Aqua-Sport nutzt die physikalischen Eigenschaften des Wassers, denn die Dichte des Wassers ist etwa tausendmal größer als die Dichte der Luft. Deshalb setzt dieses Medium allen Bewegungen einen deutlichen Widerstand entgegen.

  1. Der Wasserauftrieb
    Das eigene Körpergewicht erscheint leichter, da die Schwerkraft im Wasser verringert wird. Der Wasserauftrieb lässt den Körper nur noch ca. 10% seines Gewichtes wiegen. Die schonende und entlastende Wirkung der Wassertherapie auf Gelenke, Bänder und Sehnen ist auf diesen Auftrieb zurückzuführen.

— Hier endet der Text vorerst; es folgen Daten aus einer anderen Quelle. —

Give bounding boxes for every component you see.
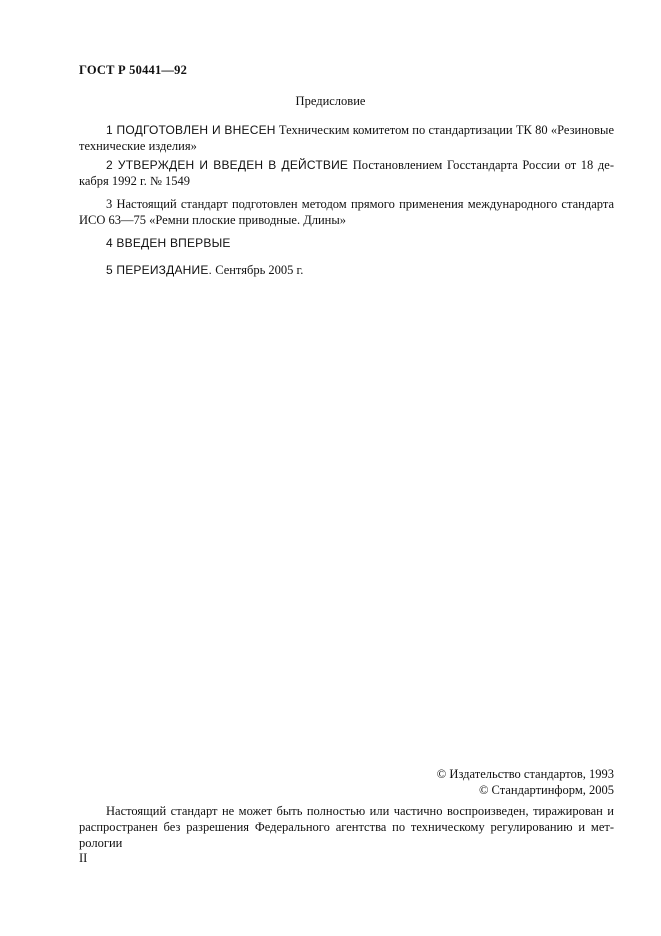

  2. Hydrostatischer Druck
    Wasserdruck ist deutlich höher als Luftdruck. Wasser übt deshalb einen Druck auf die oberflächlichen Blutgefäße aus. Der erhöhte hydrostatische Druck führt vermehrt Blut zum Herzen, dessen Schlagvolumen erhöht sich dadurch um bis zu 20 Prozent, das heißt die Blutversorgung des Herzens wird gesteigert. Herz und Kreislauf werden durch Wasserdruck und Wasserwiderstand stärker beansprucht und so langfristig gekräftigt.
  3. Wasserwiderstand
    Wenn der Körper versucht sich vorwärts gegen das Wasser zu bewegen, wirken Widerstandkräfte auf den Körper zurück. Der Wasserwiderstand nimmt mit der Bewegungsgeschwindigkeit und vor allem der Lage des Körpers im Wasser zu. Schwimmen bietet den geringsten und Laufen den größten Widerstand im Wasser. Das Arbeiten gegen den Wasserwiderstand hat eine kräftigende Wirkung der Muskeln sowie eine Massagewirkung zur Folge.
  4. Wärmeleitfähigkeit
    Wasser hat eine große Leitfähigkeit – der Körper gibt etwa drei- bis viermal mehr Wärme an das Wasser ab, als an die Luft. Der Körper muss diesen Wärmeverlust durch einen erhöhten Stoffwechsel ausgleichen. Damit der Wärmeverlust möglichst gering bleibt, ziehen sich die Blutgefäße im Wasser zusammen, beim Verlassen des Wassers dehnen sich die Gefäße wieder aus. Durch den Temperaturwechsel und die Anpassung des Körpers wird das Immunsystem gestärkt.